Berlinale Review: “A Traveler’s Needs”

Travel is a funny thing: the sense of displacement rubbing up against the excitement of being in a new place and meeting new people. As a frequent rover, it’s something that I experience a lot: existing in constant limbo, feeling alive while feeling like I can’t have a life at all. Perhaps those thoughts are too deep for A Traveler’s Needs, writer and director Hong Sang-soo’s comical portrait of Iris (Isabelle Huppert), an enigmatic Frenchwoman trying to scrape out a living in Korea. And yet, I felt that all the same.

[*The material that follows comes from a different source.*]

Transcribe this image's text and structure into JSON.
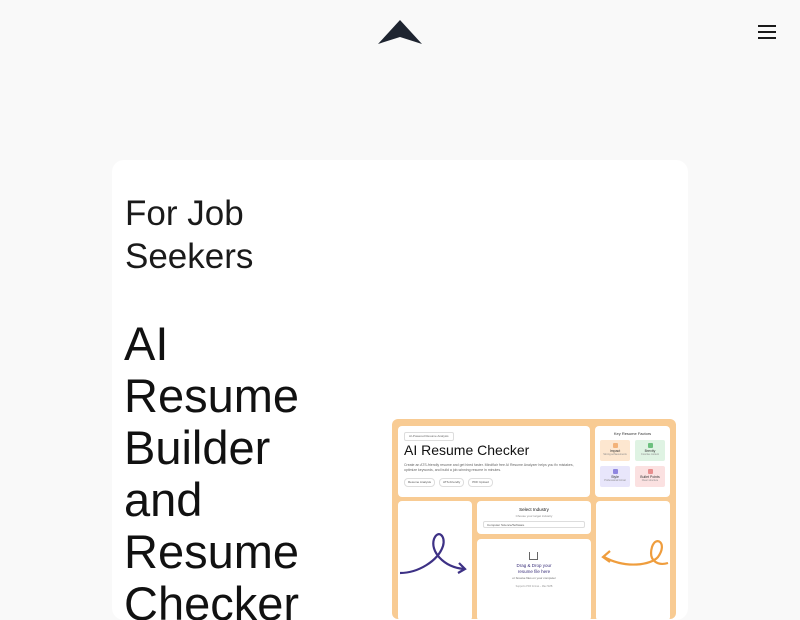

Isabelle Huppert, Kim Seungyun
Yeohaengjaui pilyo | A Traveler’s Needs by Hong Sangsoo 
KOR 2024, Competition
© 2024 Jeonwonsa Film Co.

Huppert leans in to Iris’s eccentricities, but not so hard that she becomes a caricature. She’s found on a park bench badly playing the recorder, and taken in as a roommate by a younger man, In-guk (Ha Seong-guk). She teaches French to some local Koreans, although not using the expected methods; she asks her pupils questions about themselves in English and writes down the French translations on index cards that she passes along to them to memorize. I-song (Kim Seung-yun), the young woman we first see with Iris at the start of the film, appears content to follow Iris’s line of thinking, while Won-ju (Lee Hye-young) and Hae-soon (Kwon Hae-hyo), the older couple Iris has the next lesson with, question why there isn’t a textbook. And yet, they go along with her as well. There’s something inexplicably captivating about Iris and her mystique. We don’t know where she came from or where she’s going. One minute she’s heading off with her funky shuffling gait, her sunny dress, hat (“I love my hat”), and bright green sweater that are so vibrant against the neutral interior spaces she inhabits almost blending her in with the trees in the park; and then, poof, she’s gone.

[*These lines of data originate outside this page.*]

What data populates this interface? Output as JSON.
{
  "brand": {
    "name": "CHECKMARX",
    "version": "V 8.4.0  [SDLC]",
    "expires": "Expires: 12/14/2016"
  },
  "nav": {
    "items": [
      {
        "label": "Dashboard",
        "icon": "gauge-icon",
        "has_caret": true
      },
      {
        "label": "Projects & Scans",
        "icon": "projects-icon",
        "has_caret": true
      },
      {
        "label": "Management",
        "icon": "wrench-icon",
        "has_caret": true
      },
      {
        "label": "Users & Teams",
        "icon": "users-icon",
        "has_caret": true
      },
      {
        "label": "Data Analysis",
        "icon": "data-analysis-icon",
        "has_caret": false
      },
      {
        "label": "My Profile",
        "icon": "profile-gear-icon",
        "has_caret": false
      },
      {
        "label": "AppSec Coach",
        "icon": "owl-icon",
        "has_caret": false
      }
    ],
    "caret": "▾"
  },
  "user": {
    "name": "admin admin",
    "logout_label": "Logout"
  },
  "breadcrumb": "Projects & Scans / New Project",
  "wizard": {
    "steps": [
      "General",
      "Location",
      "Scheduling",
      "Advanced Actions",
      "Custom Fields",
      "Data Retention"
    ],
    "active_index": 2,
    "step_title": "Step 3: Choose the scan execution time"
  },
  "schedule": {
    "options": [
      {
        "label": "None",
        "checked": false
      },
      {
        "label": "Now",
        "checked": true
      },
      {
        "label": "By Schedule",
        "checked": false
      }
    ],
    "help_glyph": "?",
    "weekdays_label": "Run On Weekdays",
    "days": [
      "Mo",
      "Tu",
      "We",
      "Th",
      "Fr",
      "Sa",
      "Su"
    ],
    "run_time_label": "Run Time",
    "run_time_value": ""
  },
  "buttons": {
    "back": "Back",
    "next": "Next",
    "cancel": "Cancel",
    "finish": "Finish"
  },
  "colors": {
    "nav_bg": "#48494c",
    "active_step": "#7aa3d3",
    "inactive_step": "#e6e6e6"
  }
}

But there’s more to Iris than the mildly chaotic energy she channels. Her dependence on makgeolli, a rice wine that she says she drinks with every meal, hints at something sorrowful lurking down deep that only the woozy bliss of the liquor can prevent from bubbling up. And her haphazard teaching methods play more like attempts to probe into the hearts and minds of her students; when she asks I-song what she feels when she plays piano, and I-song simply responds, “happy,” Iris presses her for a further explanation until an entirely new picture of her response emerges. 

Kwon Haehyo, Isabelle Huppert, Lee Hyeyoung
Yeohaengjaui pilyo | A Traveler’s Needs by Hong Sangsoo 
KOR 2024, Competition
© 2024 Jeonwonsa Film Co.

Hong keeps Iris as mysterious as possible. The motivations behind her almost flirty interactions with In-guk and Hae-soon remain inscrutable. His loose sketching of the character may be too vague for some, but this is more a benefit than a deficiency, allowing the audience to project their own experiences into their reading of Iris. Perhaps the best insight we receive into just why Iris is so compelling when we know so little about her is when In-guk’s mother surprises him with a visit and is perplexed to find a woman about her age in his apartment. She calls him out on just this, asking him, in one of this otherwise breezy film’s most barbed scenes, how he can like someone he doesn’t know anything about, to which In-guk comments on Iris’s sincerity. This is Huppert and Hong’s— both extremely prolific artists— third collaboration, and the sixth film Hong has premiered at Berlinale since 2020, so he’s clearly a festival and audience favorite. A Traveler’s Needs is both a light crowd-pleaser (its already brief 90 minute runtime flies by), and a gentle ode to the places and people we move through in life.

A Traveler’s Needs had its world premiere at the 74th Berlinale on February 19. Runtime: 90 minutes.